Rhys Chatham: Pythagorean Dream

Despite Chatham's history of working with hundreds of musicians for a single project, the complex and curious Pythagorean Dream is all about Chatham and his guitar.
Rhys Chatham
Pythagorean Dream

Composer Rhys Chatham is used to working with a lot of players. Consider just some of his most recent work. A Crimson Grail is a composition for 400 guitars. Guitar Trio Is My Life may seem small and spare in its title, but features live performances with players from several bands from Swans to Sonic Youth to even Modern Lovers and more. It’s too simple to define Chatham’s aesthetic by the number of instruments and players he employs to create sound, but for many this kind of collaboration en masse is at least a starting point into his work.

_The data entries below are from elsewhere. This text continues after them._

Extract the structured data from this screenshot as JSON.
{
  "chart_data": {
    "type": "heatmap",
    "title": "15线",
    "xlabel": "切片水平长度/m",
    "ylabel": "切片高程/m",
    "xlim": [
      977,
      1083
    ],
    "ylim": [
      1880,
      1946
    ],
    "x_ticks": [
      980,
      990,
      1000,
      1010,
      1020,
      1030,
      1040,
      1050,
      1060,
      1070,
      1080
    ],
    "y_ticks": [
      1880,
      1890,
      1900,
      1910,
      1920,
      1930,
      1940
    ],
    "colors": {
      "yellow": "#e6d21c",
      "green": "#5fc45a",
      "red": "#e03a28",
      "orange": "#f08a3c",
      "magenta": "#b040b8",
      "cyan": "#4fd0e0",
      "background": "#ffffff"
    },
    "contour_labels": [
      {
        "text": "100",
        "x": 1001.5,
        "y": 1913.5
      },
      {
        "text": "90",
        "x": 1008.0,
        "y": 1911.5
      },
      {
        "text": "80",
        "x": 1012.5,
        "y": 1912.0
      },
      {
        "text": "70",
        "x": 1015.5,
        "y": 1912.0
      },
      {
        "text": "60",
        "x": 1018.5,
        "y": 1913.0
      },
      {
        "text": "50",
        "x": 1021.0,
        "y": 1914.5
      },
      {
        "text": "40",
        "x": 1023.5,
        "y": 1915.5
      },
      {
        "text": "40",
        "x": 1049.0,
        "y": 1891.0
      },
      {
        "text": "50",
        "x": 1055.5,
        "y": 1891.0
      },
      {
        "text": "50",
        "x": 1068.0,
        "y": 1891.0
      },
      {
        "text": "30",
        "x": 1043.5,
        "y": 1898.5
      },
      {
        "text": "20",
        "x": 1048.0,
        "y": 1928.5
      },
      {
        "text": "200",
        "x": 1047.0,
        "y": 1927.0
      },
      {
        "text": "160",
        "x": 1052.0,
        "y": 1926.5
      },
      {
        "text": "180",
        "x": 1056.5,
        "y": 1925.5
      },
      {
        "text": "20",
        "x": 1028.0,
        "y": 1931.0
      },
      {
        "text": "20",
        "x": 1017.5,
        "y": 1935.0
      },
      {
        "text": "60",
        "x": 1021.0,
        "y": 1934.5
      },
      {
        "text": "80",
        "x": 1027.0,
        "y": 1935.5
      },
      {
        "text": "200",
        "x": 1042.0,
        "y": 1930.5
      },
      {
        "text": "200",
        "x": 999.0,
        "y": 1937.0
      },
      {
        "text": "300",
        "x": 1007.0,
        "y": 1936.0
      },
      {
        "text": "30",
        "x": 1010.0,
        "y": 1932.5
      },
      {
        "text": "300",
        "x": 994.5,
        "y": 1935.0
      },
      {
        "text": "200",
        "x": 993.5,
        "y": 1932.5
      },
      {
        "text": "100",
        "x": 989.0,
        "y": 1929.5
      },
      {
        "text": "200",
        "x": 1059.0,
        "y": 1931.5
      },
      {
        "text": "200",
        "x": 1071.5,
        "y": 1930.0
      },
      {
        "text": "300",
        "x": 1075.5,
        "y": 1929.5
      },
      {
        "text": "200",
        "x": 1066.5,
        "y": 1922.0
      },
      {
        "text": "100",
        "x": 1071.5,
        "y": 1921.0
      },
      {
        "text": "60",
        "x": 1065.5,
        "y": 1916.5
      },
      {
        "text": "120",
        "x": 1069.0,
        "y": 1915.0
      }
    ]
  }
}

But Chatham is, on his own, an arresting and fascinating musician. His first album in three years, Pythagorean Dream, reminds us of this fact. Gone are the hordes of guitarists. In their place? Just Chatham. There’s some trumpet and flute (Chatham’s main instrument in youth), but mostly this complex and curious record is all about Chatham and his guitar. Pythagorean Dream is divided into two parts and moves along steadily, hauntingly. Chatham uses delay effects to multiple his playing, but these songs expand without ever becoming maximalist. They get big but never lose intimacy.

“Part One” is the more tense of the two pieces. Faint trumpets kick the side off, establishing an unsettled airy atmosphere that Chatham’s guitar slices through. He uses the track to explore different approaches to guitar. First, he finger-picks, letting the notes roll and ripple out into space. There’s a hint of the American Primitive, something dusty at the edges of these notes. But the overall effect is more dissonant and jarring, something closer to John Fahey’s later work with Jim O’Rourke than his Blind Joe Death days. After Chatham whips up odd, tangled phrasings that seem both barbed and warm he shifts to eBow, which inverts the notes. The buzzing edges of those notes rise and groan and gleam their way to the forefront. In this section, maybe the most fascinating on the record, Chatham tests the shape of sound, making the kind of drones that you might call feedback if you didn’t sometimes, in the subtle shift in key, see the shape Chatham was keeping. It leads perfectly into a flat-picked final section, one final whip-up tying together the bittersweet stillness of the eBow with the more aggressive echoes of the finger-picked section. The side ends not resolved, but rather at full, complex frenzy.

“Part Two” is a more ruminant turn. Distant tones return and bring us into the track, while Chatham plays C, alto, and bass flutes to contrast with the heady guitar tones of “Side One”. In his hands, the flute sounds almost percussive with each note, not light or airy at all. And yet, it still feels calm. Phrasings bloom and then coil inward, glow and then fade. The taut lines of sound recall the approach to “Part One”, but the effect is the equivalent of a deep breath to the frenetic gasping “Part One” worked itself into. Even when the guitar returns, thorny as ever, late in “Part Two”, it feels more gauzy at the edges, more in line with the spacious effect of the flutes than with the nervy tones heard earlier on the record.

The music is, on its own, fascinating. What adds a level of emotion to Pythagorean Dream, however, may be the timing of its release. The minimalist record comes just after the passing of minimalist legend Tony Conrad, and one can’t help but think of his classic Outside of the Dream Syndicate when hearing Chatham’s new record. That’s not to say Chatham sounds like Conrad here, but the structure feels complementary. One side-long exercise in tension and anxiety, one in more contemplative and sustained sounds. Even unintentionally, the album pays a great tribute to Tony Conrad while still sounding new and fresh.

The CD version of the album includes a bonus track, “Whitechapel Brass Variations”, which is an interesting live performance, but chiefly serves to show where the trumpet parts on Pythagorean Dream came from. It’s nice peek into the construction of the record, but a bonus in the truest sense of the word. It is interesting yet inessential. Pythagorean Dream, in its two-part construction, stands alone as a great composition and performance by Rhys Chatham, a reminder of his ability as a player in his own right and not only a composer or fisher of guitarists.